Hay un núcleo duro de votantes de Podemos que sólo tiene una respuesta a un escenario político de la máxima complejidad: leña, leña y leña. Es lo que podríamos llamar la visión “masculina” de la política, repleta de testosterona y agresividad. El pequeño y sucio secreto es que esa tendencia no es ninguna novedad y existe en todos los partidos. Es lo mismo que el “dales caña, Alfonso” con el que jaleaban a Guerra en los mítines del PSOE de los 80. Para eso estaba Guerra, para dar caña en los mítines a la derecha, que no en los Consejos de Ministros, donde se limitaba a hacer de testigo silencioso de la política económica de Boyer y Solchaga.

Torres no pide pragmatismo, sino realismo, es decir, no actuar “como si la correlación de fuerzas fuera otra de la que realmente existe”. A lo que habría que añadir no actuar como si el destino estuviera ya escrito, como si el PSOE estuviera condenado a desaparecer y Podemos sólo tuviera que esperar sentado a la espera de que pase el cadáver del rival.

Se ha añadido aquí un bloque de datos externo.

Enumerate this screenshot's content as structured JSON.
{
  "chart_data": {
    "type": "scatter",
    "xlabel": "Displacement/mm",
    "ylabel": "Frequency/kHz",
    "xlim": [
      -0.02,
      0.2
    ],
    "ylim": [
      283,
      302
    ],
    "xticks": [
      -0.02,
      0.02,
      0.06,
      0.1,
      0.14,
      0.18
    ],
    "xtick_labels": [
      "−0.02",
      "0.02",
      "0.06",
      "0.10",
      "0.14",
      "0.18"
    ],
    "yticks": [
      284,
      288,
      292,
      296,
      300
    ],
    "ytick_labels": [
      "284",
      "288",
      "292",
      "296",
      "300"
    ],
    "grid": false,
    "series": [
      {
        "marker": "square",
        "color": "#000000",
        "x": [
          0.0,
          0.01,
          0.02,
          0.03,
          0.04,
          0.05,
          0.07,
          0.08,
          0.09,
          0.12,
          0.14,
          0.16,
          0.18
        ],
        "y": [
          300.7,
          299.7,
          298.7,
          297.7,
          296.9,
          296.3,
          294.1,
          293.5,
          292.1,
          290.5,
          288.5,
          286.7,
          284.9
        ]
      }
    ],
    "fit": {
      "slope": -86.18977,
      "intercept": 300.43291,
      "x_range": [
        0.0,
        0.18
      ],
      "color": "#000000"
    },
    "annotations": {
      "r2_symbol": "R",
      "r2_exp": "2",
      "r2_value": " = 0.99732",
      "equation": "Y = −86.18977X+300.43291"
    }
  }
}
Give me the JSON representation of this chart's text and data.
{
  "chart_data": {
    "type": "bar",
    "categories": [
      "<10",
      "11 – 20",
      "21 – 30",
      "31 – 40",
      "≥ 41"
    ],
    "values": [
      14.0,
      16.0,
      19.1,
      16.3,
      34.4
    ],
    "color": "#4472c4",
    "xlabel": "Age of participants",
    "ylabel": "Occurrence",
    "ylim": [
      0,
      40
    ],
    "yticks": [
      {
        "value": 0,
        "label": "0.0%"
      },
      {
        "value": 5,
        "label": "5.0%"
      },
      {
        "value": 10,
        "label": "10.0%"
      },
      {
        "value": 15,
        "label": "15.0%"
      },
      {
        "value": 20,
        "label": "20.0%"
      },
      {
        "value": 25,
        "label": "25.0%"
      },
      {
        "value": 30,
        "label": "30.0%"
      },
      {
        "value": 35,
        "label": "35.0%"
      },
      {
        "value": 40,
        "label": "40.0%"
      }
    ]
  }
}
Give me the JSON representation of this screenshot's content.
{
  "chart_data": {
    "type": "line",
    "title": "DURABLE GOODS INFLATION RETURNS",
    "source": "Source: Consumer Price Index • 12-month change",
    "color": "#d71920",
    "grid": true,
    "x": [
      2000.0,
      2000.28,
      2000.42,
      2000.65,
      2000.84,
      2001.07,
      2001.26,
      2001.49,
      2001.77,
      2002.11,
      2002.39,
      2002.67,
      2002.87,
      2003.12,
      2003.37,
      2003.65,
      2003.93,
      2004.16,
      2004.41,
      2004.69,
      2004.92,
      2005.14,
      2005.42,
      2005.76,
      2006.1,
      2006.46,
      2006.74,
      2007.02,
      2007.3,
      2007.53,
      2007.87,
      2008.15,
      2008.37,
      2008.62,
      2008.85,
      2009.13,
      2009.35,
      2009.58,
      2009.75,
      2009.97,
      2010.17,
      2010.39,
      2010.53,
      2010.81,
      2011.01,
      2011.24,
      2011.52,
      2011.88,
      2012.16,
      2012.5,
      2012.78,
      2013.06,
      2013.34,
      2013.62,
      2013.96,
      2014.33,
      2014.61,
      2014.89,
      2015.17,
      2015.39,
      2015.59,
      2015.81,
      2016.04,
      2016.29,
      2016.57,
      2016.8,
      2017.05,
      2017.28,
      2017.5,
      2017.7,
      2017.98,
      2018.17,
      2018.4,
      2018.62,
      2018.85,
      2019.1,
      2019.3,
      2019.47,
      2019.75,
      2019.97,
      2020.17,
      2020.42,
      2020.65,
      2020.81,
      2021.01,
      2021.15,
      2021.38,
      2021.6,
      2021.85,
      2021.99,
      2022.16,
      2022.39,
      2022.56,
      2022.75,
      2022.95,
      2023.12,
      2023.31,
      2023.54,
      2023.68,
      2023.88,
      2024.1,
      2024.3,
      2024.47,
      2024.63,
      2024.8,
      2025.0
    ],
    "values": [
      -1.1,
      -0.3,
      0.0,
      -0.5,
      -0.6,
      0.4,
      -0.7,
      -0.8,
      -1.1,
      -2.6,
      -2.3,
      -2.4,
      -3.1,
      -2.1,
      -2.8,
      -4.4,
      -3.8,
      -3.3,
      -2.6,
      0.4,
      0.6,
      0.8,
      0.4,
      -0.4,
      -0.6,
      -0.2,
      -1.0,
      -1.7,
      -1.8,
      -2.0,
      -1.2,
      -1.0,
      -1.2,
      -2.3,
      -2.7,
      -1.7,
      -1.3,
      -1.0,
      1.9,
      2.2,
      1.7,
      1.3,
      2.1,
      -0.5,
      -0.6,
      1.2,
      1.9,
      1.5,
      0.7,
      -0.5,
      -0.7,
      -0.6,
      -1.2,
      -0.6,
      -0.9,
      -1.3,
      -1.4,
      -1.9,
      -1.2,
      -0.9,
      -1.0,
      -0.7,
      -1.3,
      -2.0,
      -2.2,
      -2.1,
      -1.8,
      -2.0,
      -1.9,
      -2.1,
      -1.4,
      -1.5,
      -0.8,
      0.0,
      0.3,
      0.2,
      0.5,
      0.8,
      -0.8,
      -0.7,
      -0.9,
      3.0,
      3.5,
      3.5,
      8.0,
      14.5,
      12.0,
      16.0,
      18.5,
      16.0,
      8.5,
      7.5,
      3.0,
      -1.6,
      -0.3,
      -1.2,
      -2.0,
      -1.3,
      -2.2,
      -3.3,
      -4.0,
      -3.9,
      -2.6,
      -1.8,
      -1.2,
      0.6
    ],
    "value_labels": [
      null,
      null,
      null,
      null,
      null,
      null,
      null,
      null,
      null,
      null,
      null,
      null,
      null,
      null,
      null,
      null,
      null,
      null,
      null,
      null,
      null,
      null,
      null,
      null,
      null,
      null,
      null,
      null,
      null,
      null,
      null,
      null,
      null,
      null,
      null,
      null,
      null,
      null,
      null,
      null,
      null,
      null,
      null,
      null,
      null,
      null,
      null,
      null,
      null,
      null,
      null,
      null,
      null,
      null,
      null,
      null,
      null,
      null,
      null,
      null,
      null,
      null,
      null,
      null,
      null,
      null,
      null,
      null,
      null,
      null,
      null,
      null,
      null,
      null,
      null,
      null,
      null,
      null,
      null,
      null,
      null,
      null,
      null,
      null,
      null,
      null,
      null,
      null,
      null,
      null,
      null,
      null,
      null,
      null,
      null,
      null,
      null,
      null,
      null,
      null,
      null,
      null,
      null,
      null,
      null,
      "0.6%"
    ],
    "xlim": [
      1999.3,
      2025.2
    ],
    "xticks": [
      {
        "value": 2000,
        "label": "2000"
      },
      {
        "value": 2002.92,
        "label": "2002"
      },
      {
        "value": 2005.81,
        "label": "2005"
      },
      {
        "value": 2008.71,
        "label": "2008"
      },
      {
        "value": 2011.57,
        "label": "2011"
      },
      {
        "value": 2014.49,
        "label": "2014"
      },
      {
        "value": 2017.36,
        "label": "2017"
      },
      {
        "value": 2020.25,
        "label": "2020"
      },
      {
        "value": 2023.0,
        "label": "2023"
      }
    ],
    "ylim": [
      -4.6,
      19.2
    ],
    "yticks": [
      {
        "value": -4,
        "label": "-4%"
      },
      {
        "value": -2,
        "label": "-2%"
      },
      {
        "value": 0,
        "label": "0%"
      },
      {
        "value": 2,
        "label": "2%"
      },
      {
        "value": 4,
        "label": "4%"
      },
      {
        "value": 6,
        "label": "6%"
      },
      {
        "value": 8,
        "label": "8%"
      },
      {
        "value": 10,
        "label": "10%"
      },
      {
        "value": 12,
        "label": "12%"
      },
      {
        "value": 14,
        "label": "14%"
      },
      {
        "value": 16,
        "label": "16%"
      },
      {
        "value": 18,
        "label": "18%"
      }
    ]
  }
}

Por citar un chiste muy viejo, hay que recordar la pregunta que dice: ¿cómo hacen el amor los puercoespines? (Respuesta: con mucho cuidado). Algo así necesitarían el PSOE y Podemos, y no saltar uno sobre el otro.

De muchas de las declaraciones de Iglesias se deduce que está dispuesto a encontrar un punto intermedio entre su posición y la del PSOE; al escuchar otras hay que pensar que le está perdonando la vida a Sánchez o conteniendo la respiración para no contaminarse con la cercanía a su partido. Por todo ello, a día de hoy, es difícil saber si el pacto entre el PSOE y Podemos es posible, ahora o a partir de junio. Lo que sí es seguro es que ese hipotético acuerdo es el único punto de partida para que Rajoy abandone la Moncloa.

Con esta “estrategia maximalista”, en expresión de Juan Torres, lo que ha conseguido Iglesias es reforzar la posición de Pedro Sánchez en el PSOE de cara a la segunda cita en las urnas. Ha hecho que le sea más fácil pactar con Ciudadanos. De momento, no ha conseguido obligar al PSOE a caer en los brazos de la gran coalición con el PP. Y se supone que tu estrategia debe tener como prioridad reforzar tus posiciones, no las de tu rival.